Rupert Murdoch has finally met with—and apologized to—the family of Milly Dowler, the abducted and murdered girl who turned the hacking scandal at his British company into a full-blown national crisis, multiple outlets reported on Friday.
The BBC showed footage of Murdoch walking into a Central London hotel to meet with Dowler's family. When the meeting ended, Murdoch emerged. One of a mass of reporters asked if he had apologized to the Dowlers. "Of course I did," he said.
The Dowlers and their lawyer, Mark Lewis, then spoke to reporters. In a statement, Lewis said that Murdoch was "very humbled, very shaken and very sincere. I think this was something that had hit him on a personal level. He apologized many times—I don't think somebody could have held his head in his hands as many times and said they were sorry."

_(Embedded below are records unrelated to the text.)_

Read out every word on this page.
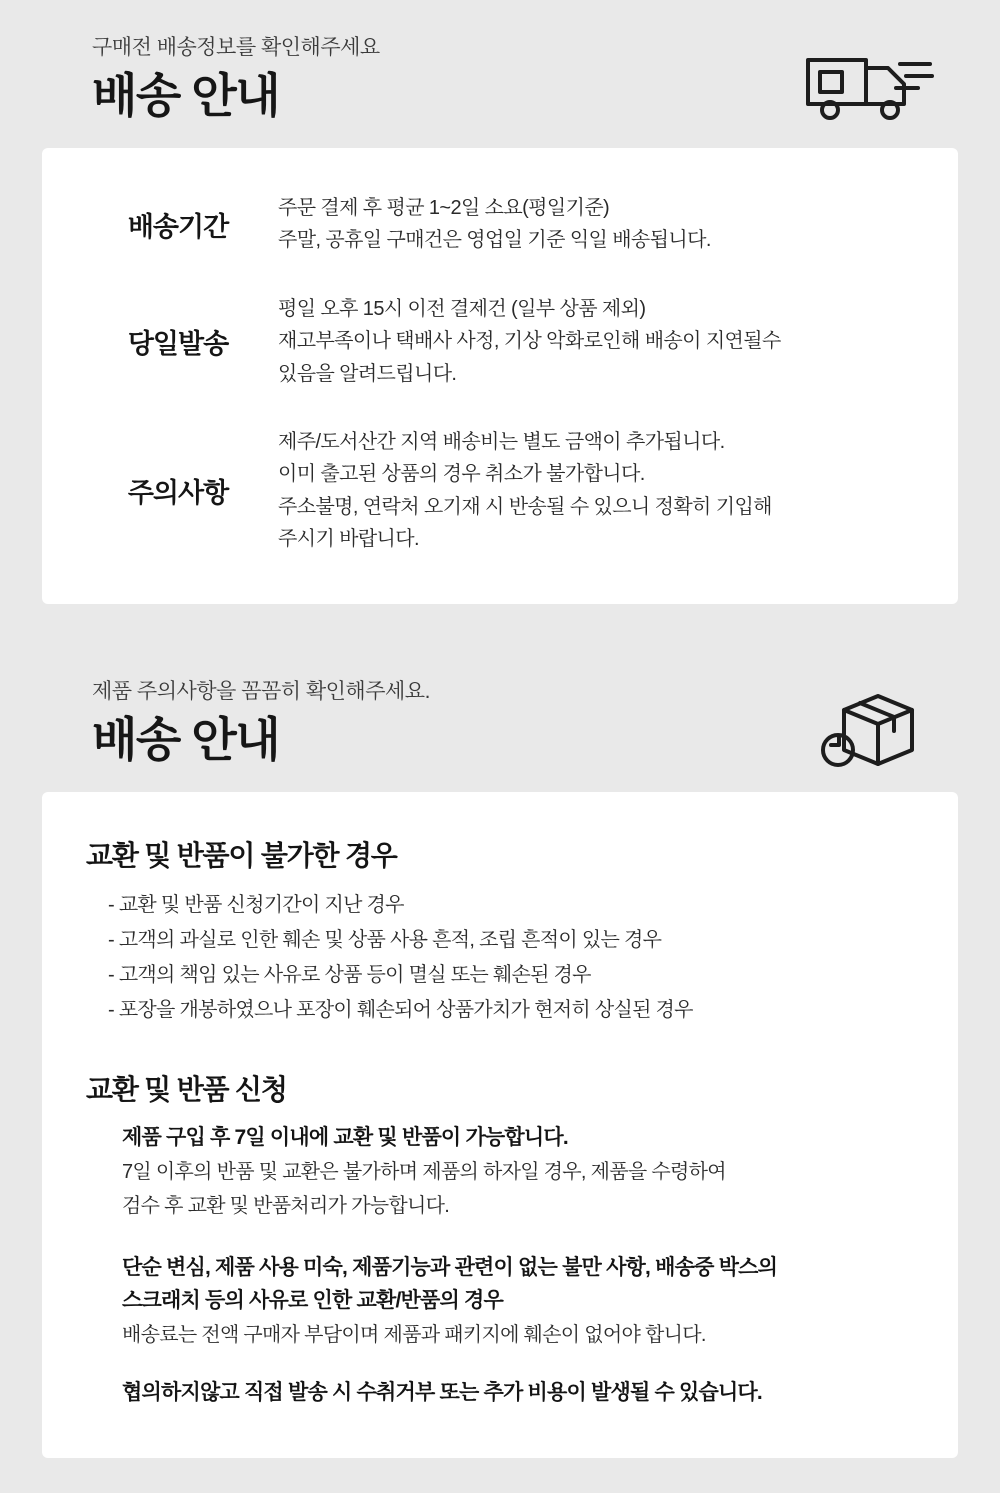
구매전 배송정보를 확인해주세요
배송 안내
배송기간

주문 결제 후 평균 1~2일 소요(평일기준)

주말, 공휴일 구매건은 영업일 기준 익일 배송됩니다.

당일발송

평일 오후 15시 이전 결제건 (일부 상품 제외)

재고부족이나 택배사 사정, 기상 악화로인해 배송이 지연될수

있음을 알려드립니다.

주의사항

제주/도서산간 지역 배송비는 별도 금액이 추가됩니다.

이미 출고된 상품의 경우 취소가 불가합니다.

주소불명, 연락처 오기재 시 반송될 수 있으니 정확히 기입해

주시기 바랍니다.

제품 주의사항을 꼼꼼히 확인해주세요.
배송 안내
교환 및 반품이 불가한 경우
- 교환 및 반품 신청기간이 지난 경우
- 고객의 과실로 인한 훼손 및 상품 사용 흔적, 조립 흔적이 있는 경우
- 고객의 책임 있는 사유로 상품 등이 멸실 또는 훼손된 경우
- 포장을 개봉하였으나 포장이 훼손되어 상품가치가 현저히 상실된 경우
교환 및 반품 신청

제품 구입 후 7일 이내에 교환 및 반품이 가능합니다.

7일 이후의 반품 및 교환은 불가하며 제품의 하자일 경우, 제품을 수령하여

검수 후 교환 및 반품처리가 가능합니다.

단순 변심, 제품 사용 미숙, 제품기능과 관련이 없는 불만 사항, 배송중 박스의

스크래치 등의 사유로 인한 교환/반품의 경우

배송료는 전액 구매자 부담이며 제품과 패키지에 훼손이 없어야 합니다.

협의하지않고 직접 발송 시 수취거부 또는 추가 비용이 발생될 수 있습니다.
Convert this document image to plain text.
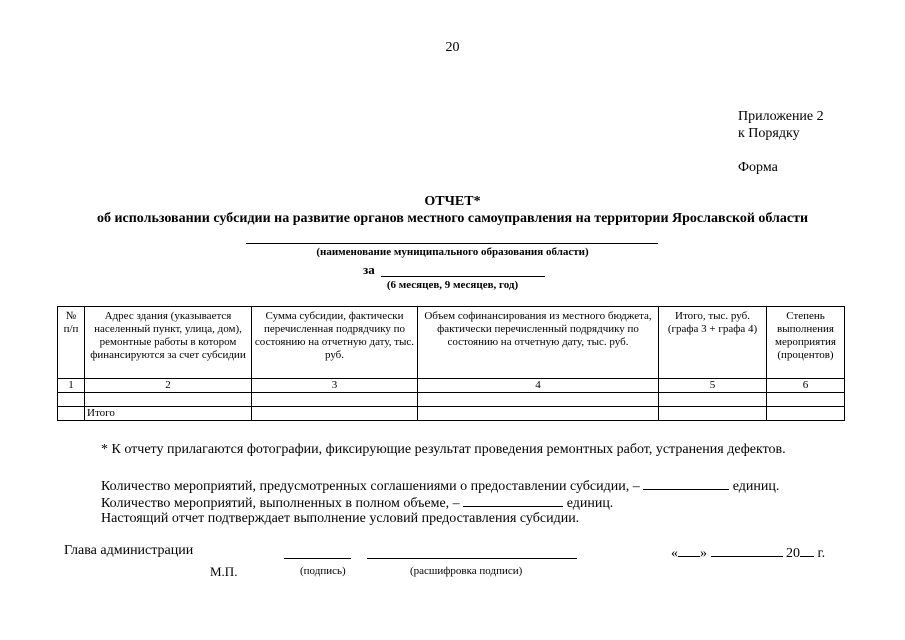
20
Приложение 2
к Порядку
Форма
ОТЧЕТ*
об использовании субсидии на развитие органов местного самоуправления на территории Ярославской области
(наименование муниципального образования области)
за
(6 месяцев, 9 месяцев, год)
№ п/п	Адрес здания (указывается населенный пункт, улица, дом), ремонтные работы в котором финансируются за счет субсидии	Сумма субсидии, фактически перечисленная подрядчику по состоянию на отчетную дату, тыс. руб.	Объем софинансирования из местного бюджета, фактически перечисленный подрядчику по состоянию на отчетную дату, тыс. руб.	Итого, тыс. руб. (графа 3 + графа 4)	Степень выполнения мероприятия (процентов)
1	2	3	4	5	6

	Итого				
* К отчету прилагаются фотографии, фиксирующие результат проведения ремонтных работ, устранения дефектов.
Количество мероприятий, предусмотренных соглашениями о предоставлении субсидии, –	единиц.
Количество мероприятий, выполненных в полном объеме, –	единиц.
Настоящий отчет подтверждает выполнение условий предоставления субсидии.
Глава администрации	« »	20 г.
М.П.	(подпись)	(расшифровка подписи)
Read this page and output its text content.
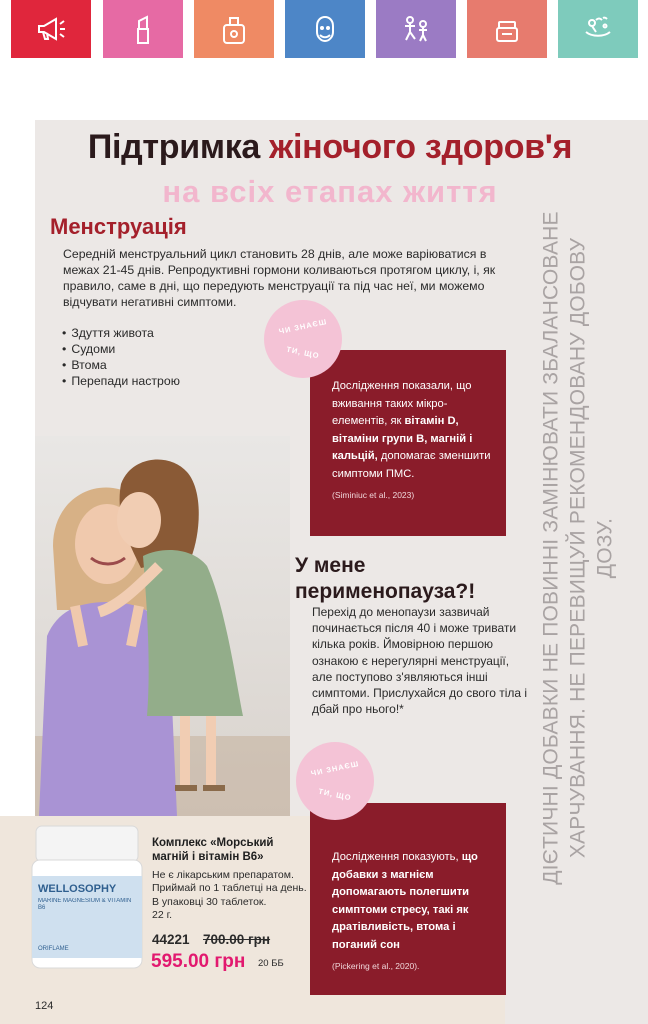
Підтримка жіночого здоров'я
на всіх етапах життя
ДІЄТИЧНІ ДОБАВКИ НЕ ПОВИННІ ЗАМІНЮВАТИ ЗБАЛАНСОВАНЕ ХАРЧУВАННЯ. НЕ ПЕРЕВИЩУЙ РЕКОМЕНДОВАНУ ДОБОВУ ДОЗУ.
Менструація
Середній менструальний цикл становить 28 днів, але може варіюватися в межах 21-45 днів. Репродуктивні гормони коливаються протягом циклу, і, як правило, саме в дні, що передують менструації та під час неї, ми можемо відчувати негативні симптоми.
• Здуття живота
• Судоми
• Втома
• Перепади настрою	Дослідження показали, що вживання таких мікро-елементів, як вітамін D, вітаміни групи B, магній і кальцій, допомагає зменшити симптоми ПМС.

(Siminiuc et al., 2023)
ЧИ ЗНАЄШ
ТИ, ЩО
У мене
перименопауза?!
Перехід до менопаузи зазвичай починається після 40 і може тривати кілька років. Ймовірною першою ознакою є нерегулярні менструації, але поступово з'являються інші симптоми. Прислухайся до свого тіла і дбай про нього!*

Дослідження показують, що добавки з магнієм допомагають полегшити симптоми стресу, такі як дратівливість, втома і поганий сон

(Pickering et al., 2020).
ЧИ ЗНАЄШ
ТИ, ЩО
WELLOSOPHY
MARINE MAGNESIUM & VITAMIN B6
ORIFLAME
Комплекс «Морський магній і вітамін B6»
Не є лікарським препаратом.
Приймай по 1 таблетці на день.
В упаковці 30 таблеток.
22 г.
44221 700.00 грн
595.00 грн 20 ББ
124
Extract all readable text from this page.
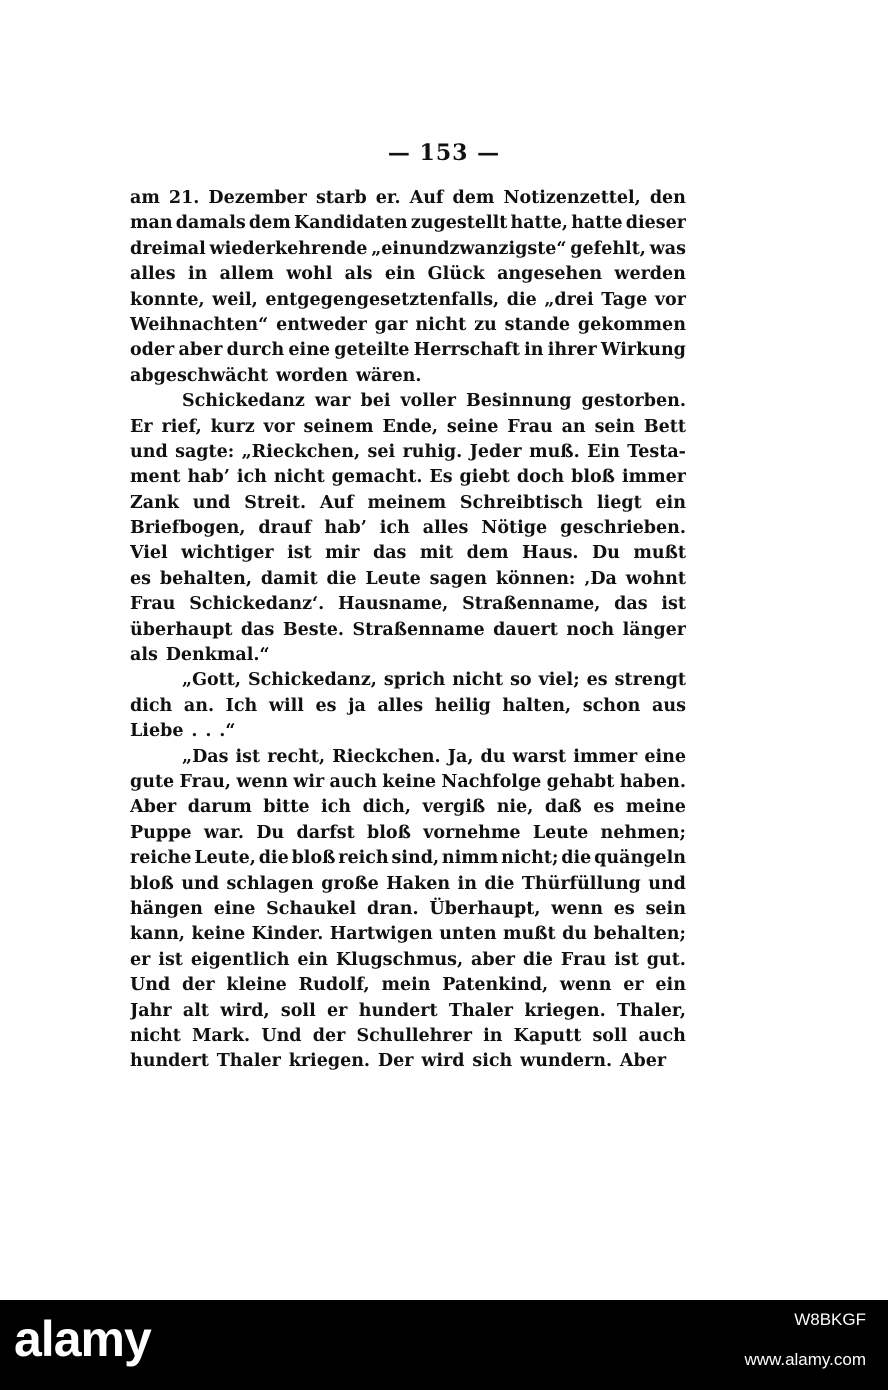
— 153 —
am 21. Dezember starb er. Auf dem Notizenzettel, den
man damals dem Kandidaten zugestellt hatte, hatte dieser
dreimal wiederkehrende „einundzwanzigste“ gefehlt, was
alles in allem wohl als ein Glück angesehen werden
konnte, weil, entgegengesetztenfalls, die „drei Tage vor
Weihnachten“ entweder gar nicht zu stande gekommen
oder aber durch eine geteilte Herrschaft in ihrer Wirkung
abgeschwächt worden wären.
Schickedanz war bei voller Besinnung gestorben.
Er rief, kurz vor seinem Ende, seine Frau an sein Bett
und sagte: „Rieckchen, sei ruhig. Jeder muß. Ein Testa-
ment hab’ ich nicht gemacht. Es giebt doch bloß immer
Zank und Streit. Auf meinem Schreibtisch liegt ein
Briefbogen, drauf hab’ ich alles Nötige geschrieben.
Viel wichtiger ist mir das mit dem Haus. Du mußt
es behalten, damit die Leute sagen können: ‚Da wohnt
Frau Schickedanz‘. Hausname, Straßenname, das ist
überhaupt das Beste. Straßenname dauert noch länger
als Denkmal.“
„Gott, Schickedanz, sprich nicht so viel; es strengt
dich an. Ich will es ja alles heilig halten, schon aus
Liebe . . .“
„Das ist recht, Rieckchen. Ja, du warst immer eine
gute Frau, wenn wir auch keine Nachfolge gehabt haben.
Aber darum bitte ich dich, vergiß nie, daß es meine
Puppe war. Du darfst bloß vornehme Leute nehmen;
reiche Leute, die bloß reich sind, nimm nicht; die quängeln
bloß und schlagen große Haken in die Thürfüllung und
hängen eine Schaukel dran. Überhaupt, wenn es sein
kann, keine Kinder. Hartwigen unten mußt du behalten;
er ist eigentlich ein Klugschmus, aber die Frau ist gut.
Und der kleine Rudolf, mein Patenkind, wenn er ein
Jahr alt wird, soll er hundert Thaler kriegen. Thaler,
nicht Mark. Und der Schullehrer in Kaputt soll auch
hundert Thaler kriegen. Der wird sich wundern. Aber
alamy	W8BKGF
www.alamy.com
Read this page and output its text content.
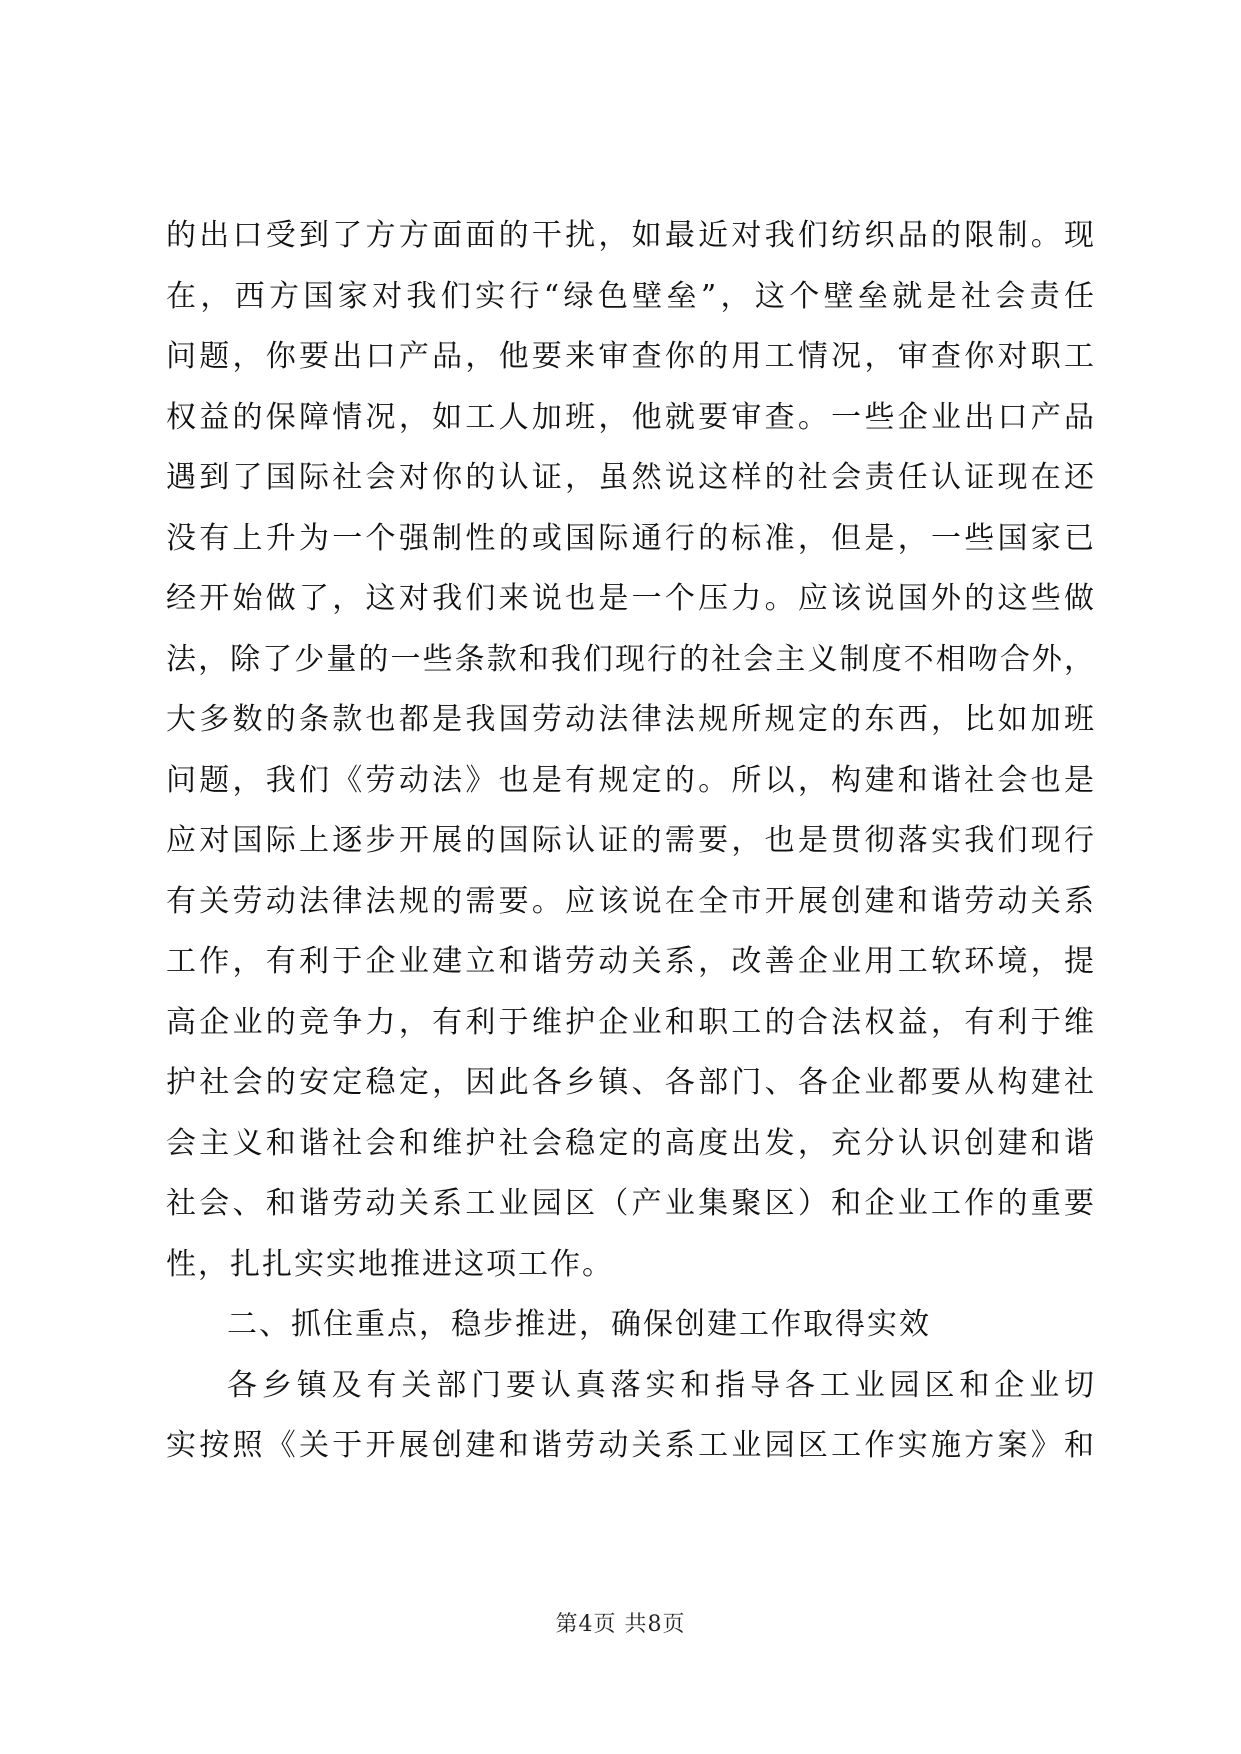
的出口受到了方方面面的干扰，如最近对我们纺织品的限制。现
在，西方国家对我们实行“绿色壁垒”，这个壁垒就是社会责任
问题，你要出口产品，他要来审查你的用工情况，审查你对职工
权益的保障情况，如工人加班，他就要审查。一些企业出口产品
遇到了国际社会对你的认证，虽然说这样的社会责任认证现在还
没有上升为一个强制性的或国际通行的标准，但是，一些国家已
经开始做了，这对我们来说也是一个压力。应该说国外的这些做
法，除了少量的一些条款和我们现行的社会主义制度不相吻合外，
大多数的条款也都是我国劳动法律法规所规定的东西，比如加班
问题，我们《劳动法》也是有规定的。所以，构建和谐社会也是
应对国际上逐步开展的国际认证的需要，也是贯彻落实我们现行
有关劳动法律法规的需要。应该说在全市开展创建和谐劳动关系
工作，有利于企业建立和谐劳动关系，改善企业用工软环境，提
高企业的竞争力，有利于维护企业和职工的合法权益，有利于维
护社会的安定稳定，因此各乡镇、各部门、各企业都要从构建社
会主义和谐社会和维护社会稳定的高度出发，充分认识创建和谐
社会、和谐劳动关系工业园区（产业集聚区）和企业工作的重要
性，扎扎实实地推进这项工作。
二、抓住重点，稳步推进，确保创建工作取得实效
各乡镇及有关部门要认真落实和指导各工业园区和企业切
实按照《关于开展创建和谐劳动关系工业园区工作实施方案》和
第4页 共8页
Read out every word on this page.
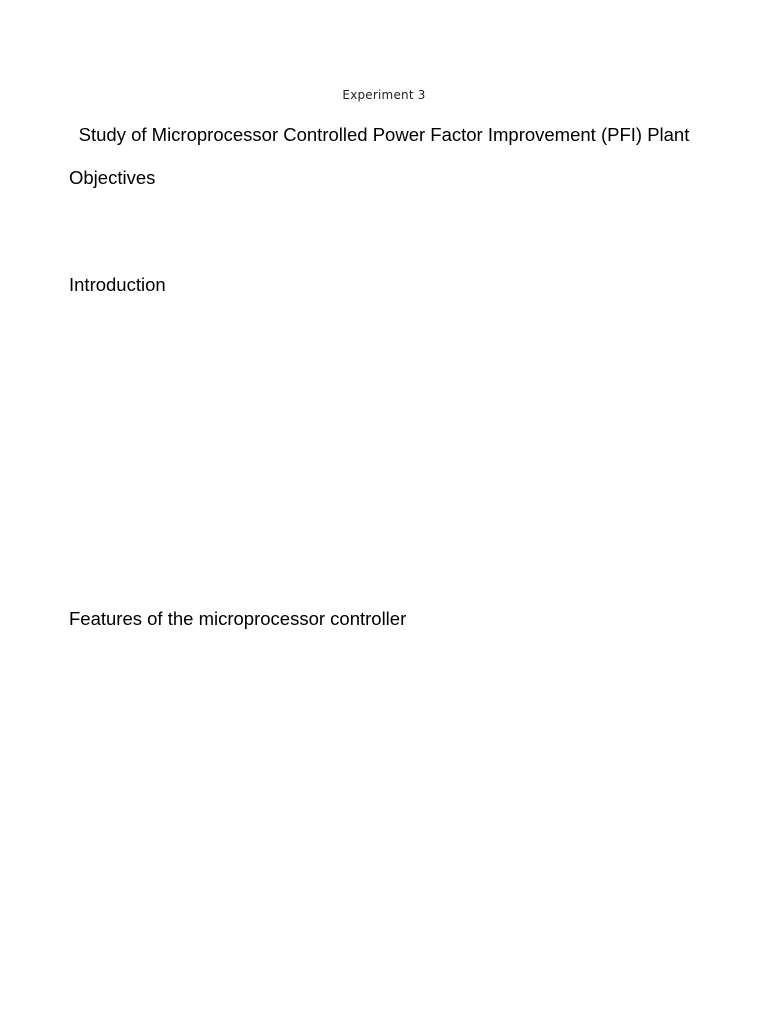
Experiment 3
Study of Microprocessor Controlled Power Factor Improvement (PFI) Plant
Objectives
Introduction
Features of the microprocessor controller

The meeting comes as Murdoch and his News Corp are suddenly moving aggressively to stanch the bleeding of the scandal. Just on Friday, News International chief Rebekah Brooks resigned, and the company revealed that it is taking out full-page ads in newspapers apologizing for its actions.
Dowler was abducted and murdered in 2002. But it was not until just last week when reporters at The Guardian revealed that, while she was still missing, investigators from the News of the World hacked into her voicemail and deleted some of her messages. This caused her parents to think she was still alive and accessing her messages.
The news sent the long-simmering hacking scandal into overdrive, as the public and politicians reacted with revulsion and suddenly focused on what exactly had been going on at News International, Murdoch's British newspaper division. Since then, the scandal has spiraled completely out of control. The Dowler family has also met with nearly every top politician in the country, from Prime Minister David Cameron on down, in the wake of the Guardian's report.